The document's content-addressable hash (see Document Hashing specification) provides integrity verification at the semantic level, independent of container-level checksums.
Extensions MAY define additional directories under the root. Custom directories:
- MUST NOT conflict with standard paths
- SHOULD use a namespace prefix (e.g.,
/x-myextension/) - MUST be documented in the manifest
Implementations MUST ignore unrecognized files and directories. This enables:
- Future specification extensions
- Application-specific metadata
- Gradual migration between versions
When creating a Codex document:
- Write
manifest.jsonas the first entry - Add required content and metadata files
- Add presentation layers (if any)
- Add assets (if any)
- Add security files (if any)
- Use Zstandard compression where supported, Deflate otherwise
- Store pre-compressed images without additional compression
When reading a Codex document:
- Verify the archive is a valid ZIP
- Read
manifest.jsonfirst to determine version and structure - Validate required files exist
- Load content lazily where possible (especially assets)

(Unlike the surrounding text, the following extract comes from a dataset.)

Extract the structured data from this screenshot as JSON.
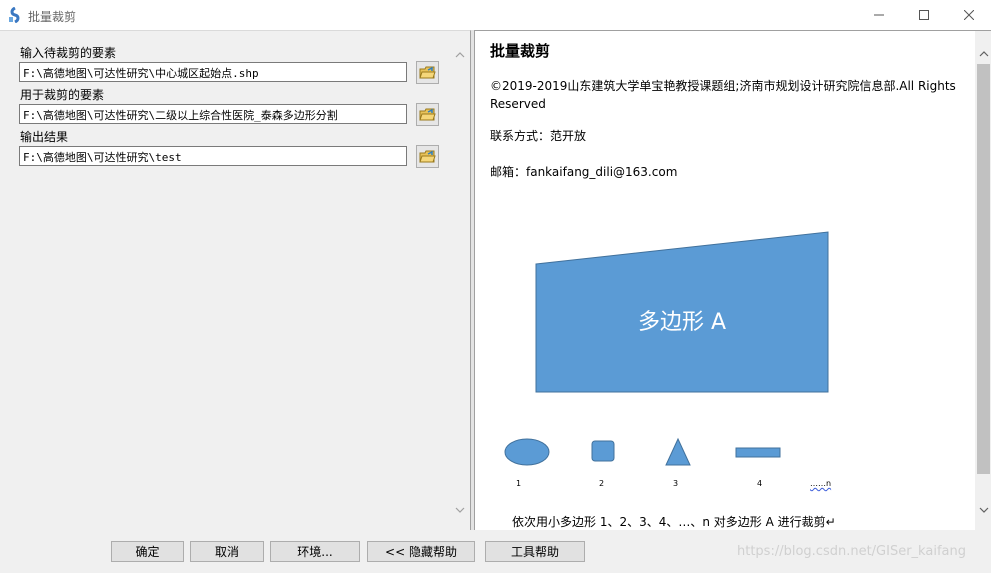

For large documents, implementations SHOULD support:
- Streaming extraction without loading entire archive
- Random access to specific files via ZIP central directory
- Progressive loading of content blocks
Implementations MUST validate that extracted paths do not traverse outside the intended directory (zip slip vulnerability). Paths containing .. segments MUST be rejected.
Implementations SHOULD impose limits on:
- Compression ratio (reject suspiciously high ratios)
- Decompressed size relative to compressed size
- Total extraction size
ZIP archives MAY contain symbolic links. Implementations MUST NOT follow symbolic links that point outside the archive or extraction directory.